🤖 AI Summary
This work investigates the redundancy of decoder parameters in Speech Large Language Models (SpeechLLMs), where decoders constitute a significant portion of model parameters yet their required capacity for speech tasks remains unclear. Through systematic layer pruning of the decoder followed by fine-tuning-based healing, the study evaluates decoder redundancy across model scales (1–8B), multiple tasks (including ASR and speech translation), and diverse languages. The findings reveal that even with only 40% of decoder layers retained, 7–8B models maintain strong performance. Moreover, the redundancy patterns exhibit remarkable consistency across model sizes, tasks, and languages, suggesting the presence of globally shared redundant structures within SpeechLLMs. These insights provide both theoretical grounding and practical guidance for developing unified, lightweight multitask speech foundation models.
📝 Abstract
Speech Large Language Models route speech encoder representations into an LLM decoder that typically accounts for over 90% of total parameters.
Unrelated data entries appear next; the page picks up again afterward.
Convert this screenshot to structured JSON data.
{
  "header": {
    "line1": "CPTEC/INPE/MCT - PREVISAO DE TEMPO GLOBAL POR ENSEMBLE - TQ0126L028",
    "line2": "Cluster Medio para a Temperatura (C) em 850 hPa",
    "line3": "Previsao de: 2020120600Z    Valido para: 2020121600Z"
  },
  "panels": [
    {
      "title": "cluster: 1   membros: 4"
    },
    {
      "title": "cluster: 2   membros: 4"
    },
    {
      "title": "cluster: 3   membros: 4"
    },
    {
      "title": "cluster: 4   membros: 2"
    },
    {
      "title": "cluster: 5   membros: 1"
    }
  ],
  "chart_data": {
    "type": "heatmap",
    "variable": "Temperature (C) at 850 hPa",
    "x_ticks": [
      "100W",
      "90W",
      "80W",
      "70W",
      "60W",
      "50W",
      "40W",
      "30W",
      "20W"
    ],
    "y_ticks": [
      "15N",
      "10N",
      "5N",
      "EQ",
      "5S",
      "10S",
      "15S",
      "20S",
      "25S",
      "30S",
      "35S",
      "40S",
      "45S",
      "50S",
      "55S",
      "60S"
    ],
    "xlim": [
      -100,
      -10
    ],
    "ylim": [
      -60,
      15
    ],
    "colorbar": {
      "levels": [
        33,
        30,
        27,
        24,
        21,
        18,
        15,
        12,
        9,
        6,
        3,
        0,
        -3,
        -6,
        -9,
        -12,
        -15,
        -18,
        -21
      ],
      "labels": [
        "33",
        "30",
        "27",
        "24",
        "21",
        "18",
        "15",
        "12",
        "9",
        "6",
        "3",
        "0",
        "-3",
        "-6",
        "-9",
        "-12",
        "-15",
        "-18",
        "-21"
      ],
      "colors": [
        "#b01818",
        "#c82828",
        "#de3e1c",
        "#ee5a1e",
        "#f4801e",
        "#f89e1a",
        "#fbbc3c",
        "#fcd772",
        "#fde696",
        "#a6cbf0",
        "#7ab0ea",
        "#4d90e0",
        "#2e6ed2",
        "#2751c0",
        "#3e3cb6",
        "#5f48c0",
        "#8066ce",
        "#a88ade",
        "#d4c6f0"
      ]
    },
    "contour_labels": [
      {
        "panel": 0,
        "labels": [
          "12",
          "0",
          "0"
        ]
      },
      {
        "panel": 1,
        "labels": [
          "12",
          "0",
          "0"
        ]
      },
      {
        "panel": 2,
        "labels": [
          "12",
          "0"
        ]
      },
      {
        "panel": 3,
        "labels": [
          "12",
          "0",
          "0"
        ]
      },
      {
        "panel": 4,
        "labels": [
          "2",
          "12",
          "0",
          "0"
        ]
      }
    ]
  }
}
We study how much of this decoder capacity is actually needed for speech tasks. Across two LLM families and three scales (1-8B), we show that decoder redundancy is largely inherited from the pretrained LLM: text and speech inputs yield similar redundant blocks. We then measure excess capacity by pruning decoder layers and analysing post-pruning healing to increase robustness. Our findings show that 7-8B models retain good ASR performance with only 60% of decoder layers, and the same trend extends to smaller scales with reduced pruning tolerance. We then generalise to speech translation, and show that the same blocks of layers are redundant across speech encoders, tasks and languages, indicating that a more global redundancy structure exists, enabling a single pruned and multi-tasks SpeechLLM backbone to be deployed.